The making technique of Nanxiang Xiaolong was born in the tenth year of Tongzhi in Qing Dynasty (A.D. 187 1 year). Because the stuffing is a secret formula, the making technique has been passed down from master to apprentice.

In the tenth year of Tongzhi in the Qing Dynasty (A.D. 187 1 year), Huang Mingxian, the owner of nanxiang town Rihuaxuan Dim Sum, adopted the method of "emphasizing stuffing and thin skin, changing the big ones into small ones". He made it with unfermented refined flour as the skin, hand-cut stuffing from lean pork leg and skin jelly.

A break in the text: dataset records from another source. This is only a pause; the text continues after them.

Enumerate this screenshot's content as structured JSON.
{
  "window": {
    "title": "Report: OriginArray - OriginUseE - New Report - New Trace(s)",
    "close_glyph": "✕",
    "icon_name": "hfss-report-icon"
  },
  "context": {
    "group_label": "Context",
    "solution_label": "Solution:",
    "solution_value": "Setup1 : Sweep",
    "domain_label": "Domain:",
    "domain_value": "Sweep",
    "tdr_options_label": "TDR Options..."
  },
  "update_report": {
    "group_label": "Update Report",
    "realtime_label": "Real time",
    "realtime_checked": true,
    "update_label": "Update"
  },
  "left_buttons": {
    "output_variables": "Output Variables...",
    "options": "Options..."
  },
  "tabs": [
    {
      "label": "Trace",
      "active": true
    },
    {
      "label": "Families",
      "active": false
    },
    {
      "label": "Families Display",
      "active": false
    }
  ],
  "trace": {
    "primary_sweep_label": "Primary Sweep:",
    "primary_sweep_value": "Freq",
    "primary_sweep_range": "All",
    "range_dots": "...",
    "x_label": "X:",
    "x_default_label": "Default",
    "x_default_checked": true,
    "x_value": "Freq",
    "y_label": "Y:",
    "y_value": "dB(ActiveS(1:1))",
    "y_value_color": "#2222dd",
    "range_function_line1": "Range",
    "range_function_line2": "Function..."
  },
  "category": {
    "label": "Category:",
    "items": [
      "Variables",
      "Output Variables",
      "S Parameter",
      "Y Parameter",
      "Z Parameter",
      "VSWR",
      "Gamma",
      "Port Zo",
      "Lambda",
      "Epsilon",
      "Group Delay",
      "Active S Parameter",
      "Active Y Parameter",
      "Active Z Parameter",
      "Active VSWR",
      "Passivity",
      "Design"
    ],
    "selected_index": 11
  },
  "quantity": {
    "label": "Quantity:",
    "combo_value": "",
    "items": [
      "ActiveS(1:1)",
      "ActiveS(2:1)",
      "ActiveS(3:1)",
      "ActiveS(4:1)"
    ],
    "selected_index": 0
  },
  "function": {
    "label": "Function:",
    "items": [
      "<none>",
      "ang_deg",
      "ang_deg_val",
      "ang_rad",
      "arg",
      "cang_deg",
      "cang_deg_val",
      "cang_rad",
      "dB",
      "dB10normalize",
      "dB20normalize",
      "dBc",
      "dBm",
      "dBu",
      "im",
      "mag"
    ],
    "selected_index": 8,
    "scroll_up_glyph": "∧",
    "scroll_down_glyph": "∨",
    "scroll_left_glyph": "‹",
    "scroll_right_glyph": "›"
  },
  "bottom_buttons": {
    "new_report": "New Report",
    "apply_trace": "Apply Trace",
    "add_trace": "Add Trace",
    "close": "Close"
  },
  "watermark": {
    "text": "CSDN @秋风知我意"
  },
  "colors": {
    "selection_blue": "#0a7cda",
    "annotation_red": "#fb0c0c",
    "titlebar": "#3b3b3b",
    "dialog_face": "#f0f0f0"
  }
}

In the 26th year of Guangxu (A.D. 1900), Wu Xiangsheng, a second-generation descendant, opened Nanxiang steamed buns shop in Shanghai Chenghuang Temple. Later, due to war and other factors, the third and fourth generations were lost in historical records.

1958, Guyiyuan resumed the operation of Nanxiang steamed buns, and the fifth generation descendant Feng Rongquan improved the production technology, which brought Nanxiang steamed buns back to the table of ordinary people.

1997, Li Jiangang became the sixth generation. In 2000, he formulated the standards and specifications of this technology, including material selection, formula, stirring, kneading and rolling, each with clear standards.